Several cruises depart and stop in Charleston, South Carolina. Several churches in the city have earned it the title of "Holy City." Its old-world charm will grab you from the moment you arrive. You'll find cobblestone streets, wraparound porches, and people unhurried in Charleston, creating a relaxed atmosphere ideal for vacations. A horse-drawn carriage will allow you to appreciate this gracious city of antebellum homes and sprawling plantations. A popular southern foodie destination, Charleston's unique Lowcountry cuisine and dozens of delicious restaurants make it a popular destination for foodies. Embark on your cruise from Charleston with warm southern hospitality and a breeze off the water.
There is always something happening in Charleston, regardless of what month you visit. Head there for the Lowcountry Oyster Festival in January or Charleston Restaurant Week in September. Discover Charleston while attending Spoleto Festival USA in May, one of the nation's best-performing arts events. The tour will also allow you to see some of the nation's most notable historic houses, representing some of the best architectural treasures of our nation's past.
Modern culinary talent abounds in Charleston, with world-class cuisine typically found five times its size in cities. It is a form of entertainment to eatout every night! Discover Charleston's culinary scene beyond the James Beard Foundation Awards and magazines such as Food & Wine, Bon Appetite, and others.
A variety of boutiques, antique shops, and bookstores can be found along King Street's retail area. On Broad Street, galleries abound while the four-block city market sells the renowned sweetgrass baskets woven by Gullah artisans from locally grown bulrush grass. Charleston Historic City Market, one of the oldest public markets in the country, also offers unique souvenirs and handmade gifts and crafts for visitors to take home. Visit dozens of local vendors and shop the stalls.
Charleston is one of the oldest cities in the United States, founded in 1670, and one of the oldest in South Carolina. A tribute was paid to King Charles II of England by naming the town "Charles Town." Local economies were initially fuelled by tobacco and pine exports to the Old World. The slave trade made Charleston an international hub over time. In 1861, Fort Sumter became the first battlefield of the American Civil War. Historic landmarks were preserved, and the city's intellectual and cultural contribution grew during the 20th century. The tourism industry in Charleston is thriving today as a result of Charleston's popularity among history buffs.
Charleston makes for an ideal romantic getaway in this part of South Carolina. King Street is home to an array of boutiques that will enchant shoppers. There are several eclectic music shops along the way and cozy bookstores. One-story buildings that makeup Charleston City Market date back to the 18th century. Charleston is a shopping paradise, a fine dining destination, and a slow-paced site-seeing destination. Aside from these spots, there are several other interesting places to see, such as
No words describe how breathless you will feel after visiting this place. It is still possible to grow and sell crops on the beautiful working farms today. Known as the most photographed plantation in America, this spectacular plantation shows what life was like 300 years ago. There's a good reason for that. The Garden and enslaved person quarters are beautifully designed, and the grounds are full of history.

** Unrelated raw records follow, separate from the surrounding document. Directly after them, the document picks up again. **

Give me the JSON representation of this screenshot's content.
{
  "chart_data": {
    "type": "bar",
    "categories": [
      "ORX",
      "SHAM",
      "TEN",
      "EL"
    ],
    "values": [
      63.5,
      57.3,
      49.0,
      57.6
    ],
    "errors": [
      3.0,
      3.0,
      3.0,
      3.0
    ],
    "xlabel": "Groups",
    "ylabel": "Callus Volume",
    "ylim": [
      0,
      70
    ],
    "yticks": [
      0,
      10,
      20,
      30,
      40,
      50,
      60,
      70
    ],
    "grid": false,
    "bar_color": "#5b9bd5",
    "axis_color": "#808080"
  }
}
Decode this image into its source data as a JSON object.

Charleston's King Street is another place not to be missed. The name is derived from the English King Charles II. The mid-1700s was the period when this street was the main road through Charleston. From trendy restaurants to sophisticated cocktail lounges, cruisers can find everything on this street. You'll find delightful jewelry shops, boutiques, international brands, designer shops, and art galleries on this street. There is nothing like the Antique District when it comes to finding antiques if you're an antique lover.

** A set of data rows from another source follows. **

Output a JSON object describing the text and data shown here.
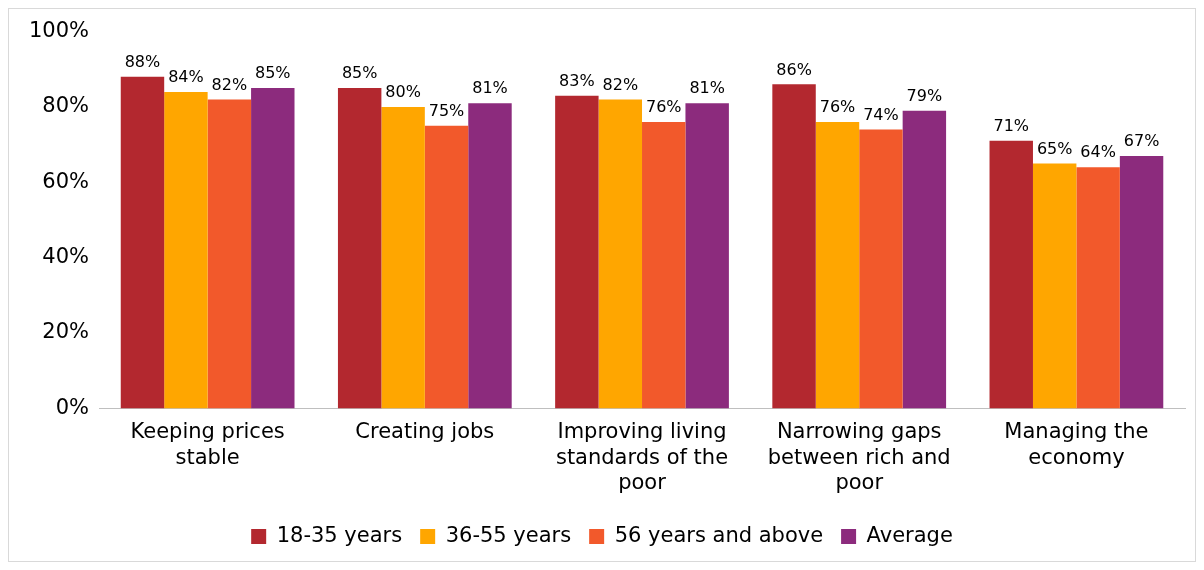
{
  "chart_data": {
    "type": "bar",
    "categories": [
      "Keeping prices stable",
      "Creating jobs",
      "Improving living standards of the poor",
      "Narrowing gaps between rich and poor",
      "Managing the economy"
    ],
    "series": [
      {
        "name": "18-35 years",
        "color": "#b3282f",
        "values": [
          88,
          85,
          83,
          86,
          71
        ],
        "value_labels": [
          "88%",
          "85%",
          "83%",
          "86%",
          "71%"
        ]
      },
      {
        "name": "36-55 years",
        "color": "#ffa600",
        "values": [
          84,
          80,
          82,
          76,
          65
        ],
        "value_labels": [
          "84%",
          "80%",
          "82%",
          "76%",
          "65%"
        ]
      },
      {
        "name": "56 years and above",
        "color": "#f2592b",
        "values": [
          82,
          75,
          76,
          74,
          64
        ],
        "value_labels": [
          "82%",
          "75%",
          "76%",
          "74%",
          "64%"
        ]
      },
      {
        "name": "Average",
        "color": "#8c2b7d",
        "values": [
          85,
          81,
          81,
          79,
          67
        ],
        "value_labels": [
          "85%",
          "81%",
          "81%",
          "79%",
          "67%"
        ]
      }
    ],
    "ylim": [
      0,
      100
    ],
    "yticks": [
      {
        "value": 0,
        "label": "0%"
      },
      {
        "value": 20,
        "label": "20%"
      },
      {
        "value": 40,
        "label": "40%"
      },
      {
        "value": 60,
        "label": "60%"
      },
      {
        "value": 80,
        "label": "80%"
      },
      {
        "value": 100,
        "label": "100%"
      }
    ],
    "grid": false,
    "legend": "bottom"
  }
}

There is no doubt that Rainbow Row is one of Charleston's most iconic points of interest. Near the Waterfront Park, the neighborhood consists of more than a dozen brightly painted historic homes. These structures also enrich Charleston's history, dating back to the mid-1700s. The area was revitalized after the Civil War, starting with Rainbow Row's houses. By painting the pastel pink bungalows in the 1930s, Charleston preservationist Dorothy PorcherLegge hoped to attract people back to the area. It wasn't long before other homeowners followed suit, transforming their properties into a premier neighborhood. The location is ideal for cruisers to take Instagram pictures.

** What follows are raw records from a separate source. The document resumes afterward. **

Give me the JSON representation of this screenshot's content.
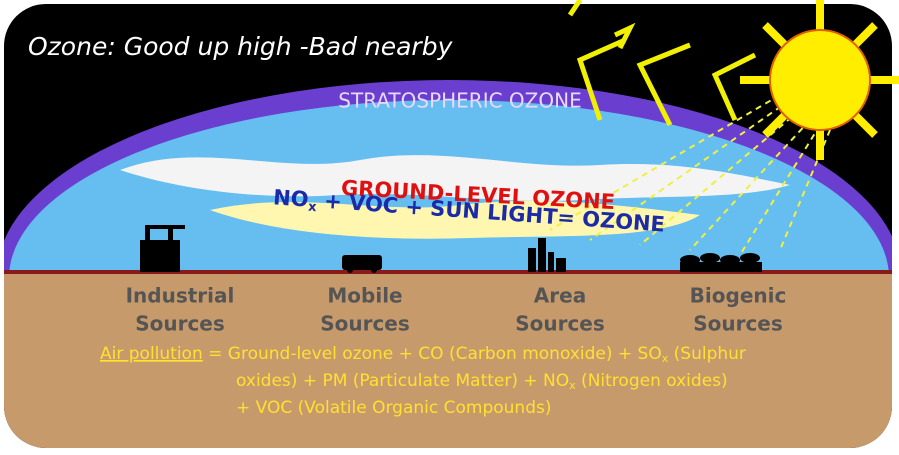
{
  "title": "Ozone: Good up high -Bad nearby",
  "stratosphere_label": "STRATOSPHERIC OZONE",
  "ground_label": "GROUND-LEVEL OZONE",
  "equation": [
    "NO",
    "x",
    " + VOC + SUN LIGHT= OZONE"
  ],
  "sources": [
    [
      "Industrial",
      "Sources"
    ],
    [
      "Mobile",
      "Sources"
    ],
    [
      "Area",
      "Sources"
    ],
    [
      "Biogenic",
      "Sources"
    ]
  ],
  "pollution_note": {
    "link": "Air pollution",
    "lines": [
      [
        " = Ground-level ozone + CO (Carbon monoxide) + SO",
        "x",
        " (Sulphur"
      ],
      [
        "oxides) + PM (Particulate Matter) + NO",
        "x",
        " (Nitrogen oxides)"
      ],
      [
        "+ VOC (Volatile Organic Compounds)"
      ]
    ]
  }
}
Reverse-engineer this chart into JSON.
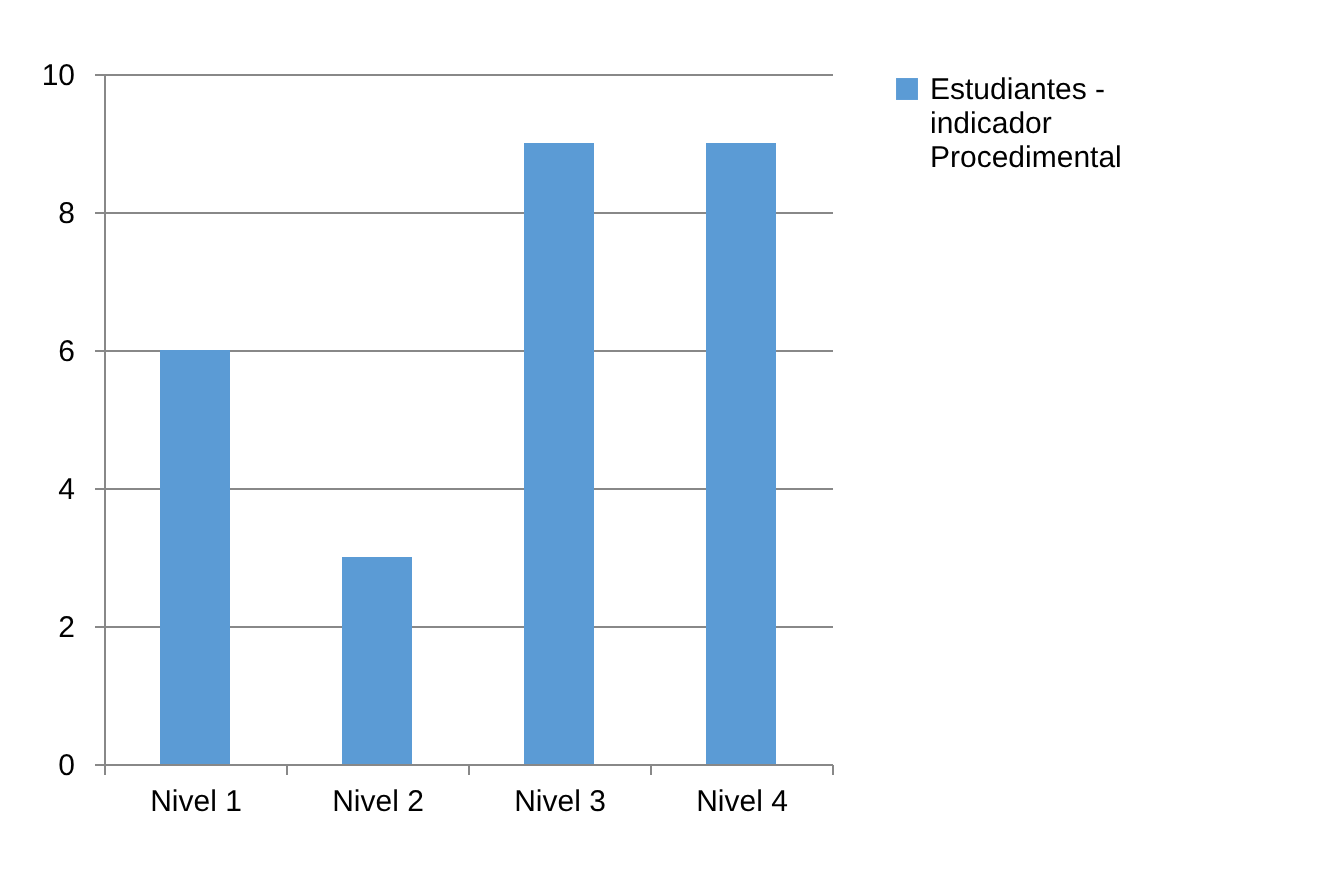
{
  "chart_data": {
    "type": "bar",
    "categories": [
      "Nivel 1",
      "Nivel 2",
      "Nivel 3",
      "Nivel 4"
    ],
    "series": [
      {
        "name": "Estudiantes - indicador Procedimental",
        "color": "#5b9bd5",
        "values": [
          6,
          3,
          9,
          9
        ]
      }
    ],
    "ylim": [
      0,
      10
    ],
    "yticks": [
      0,
      2,
      4,
      6,
      8,
      10
    ],
    "grid": "y",
    "legend": "right"
  }
}
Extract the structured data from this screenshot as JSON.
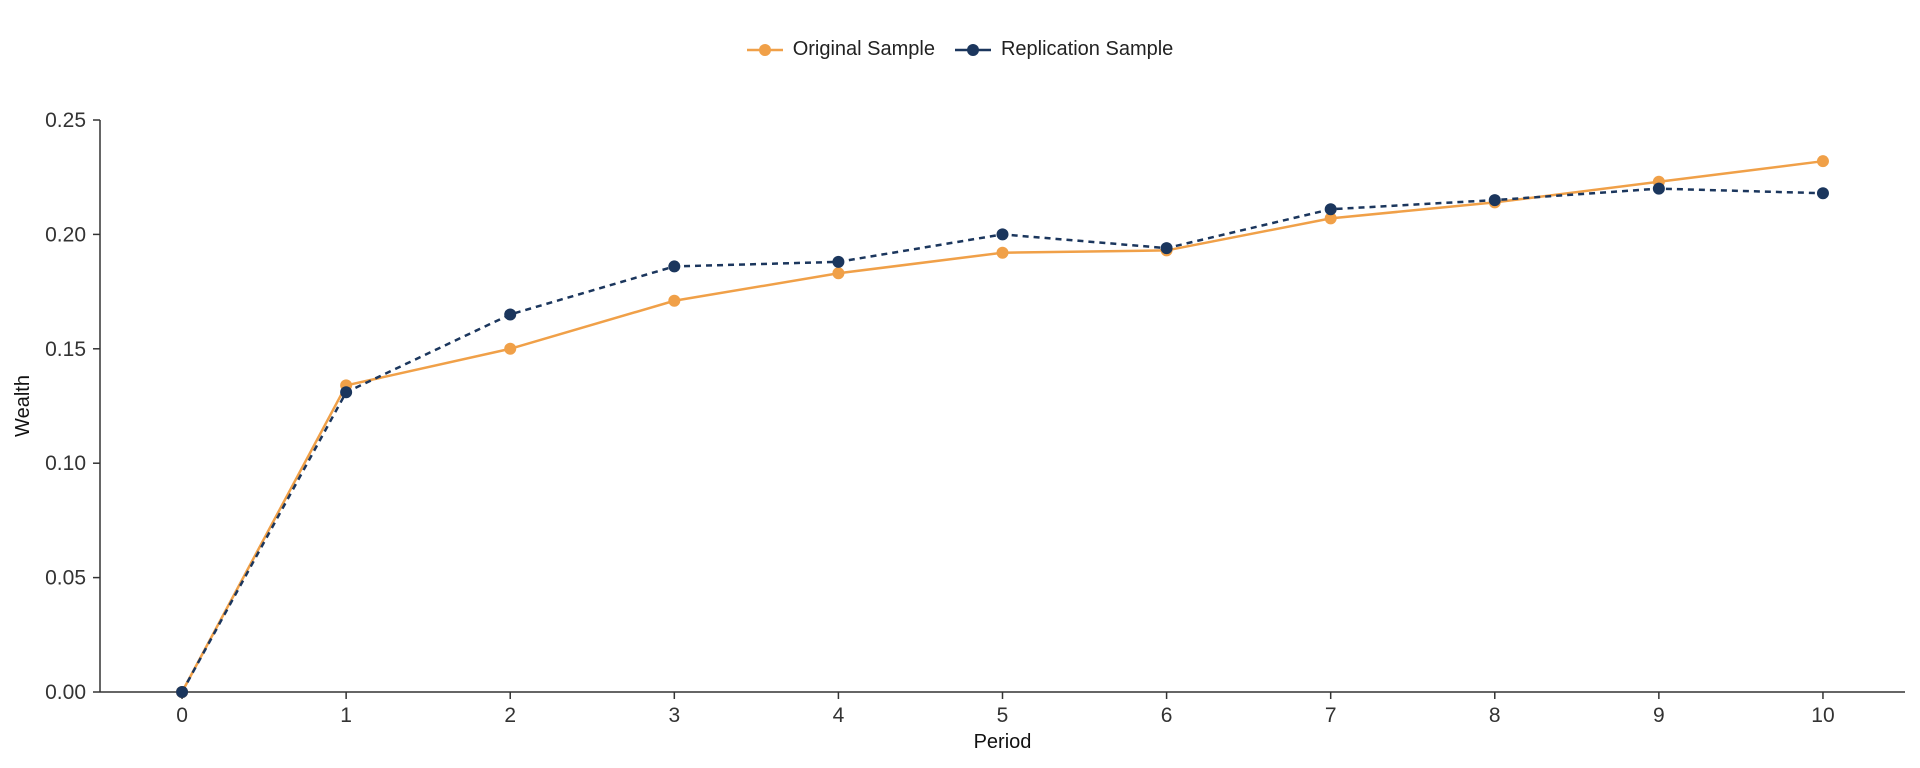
{
  "chart_data": {
    "type": "line",
    "title": "",
    "xlabel": "Period",
    "ylabel": "Wealth",
    "x": [
      0,
      1,
      2,
      3,
      4,
      5,
      6,
      7,
      8,
      9,
      10
    ],
    "xlim": [
      -0.5,
      10.5
    ],
    "ylim": [
      0,
      0.25
    ],
    "xticks": [
      "0",
      "1",
      "2",
      "3",
      "4",
      "5",
      "6",
      "7",
      "8",
      "9",
      "10"
    ],
    "yticks": [
      "0.00",
      "0.05",
      "0.10",
      "0.15",
      "0.20",
      "0.25"
    ],
    "ytick_values": [
      0,
      0.05,
      0.1,
      0.15,
      0.2,
      0.25
    ],
    "grid": false,
    "legend_position": "top-center",
    "series": [
      {
        "name": "Original Sample",
        "color": "#F0A048",
        "line_style": "solid",
        "values": [
          0.0,
          0.134,
          0.15,
          0.171,
          0.183,
          0.192,
          0.193,
          0.207,
          0.214,
          0.223,
          0.232
        ]
      },
      {
        "name": "Replication Sample",
        "color": "#1B365D",
        "line_style": "dashed",
        "values": [
          0.0,
          0.131,
          0.165,
          0.186,
          0.188,
          0.2,
          0.194,
          0.211,
          0.215,
          0.22,
          0.218
        ]
      }
    ]
  }
}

A 300-year-old former rice plantation situated on 65 acres, Middleton Place, features some of the most exquisitely preserved gardens in the country. Additionally, the property houses a museum, live entertainment, farm animals, and an educational trail that journeys visitors through the former slave trade. The beautifully landscaped gardens alone are worth the visit, but there's more to the property than the beautiful gardens.
Charleston is home to some of the most beautiful natural tourist attractions, including Sullivan's Island. You will find plenty of amazing sights outside the city in this area. Sullivan's Island is relatively small, with an area of about three square miles. Still, it is one of the most exciting places to visit in the entire south. It is one of the country's most beautiful lighthouses. Fishing and building sandcastles are also great things to do on the beach.
March to May or September to November are the best months to visit Charleston when temperatures are mild but not oppressive. There will also be masses in the city to enjoy the magnolia trees and the southern fried food and hear the ghost stories of the tour guide. The most popular times for tourists are the late fall and early winter months.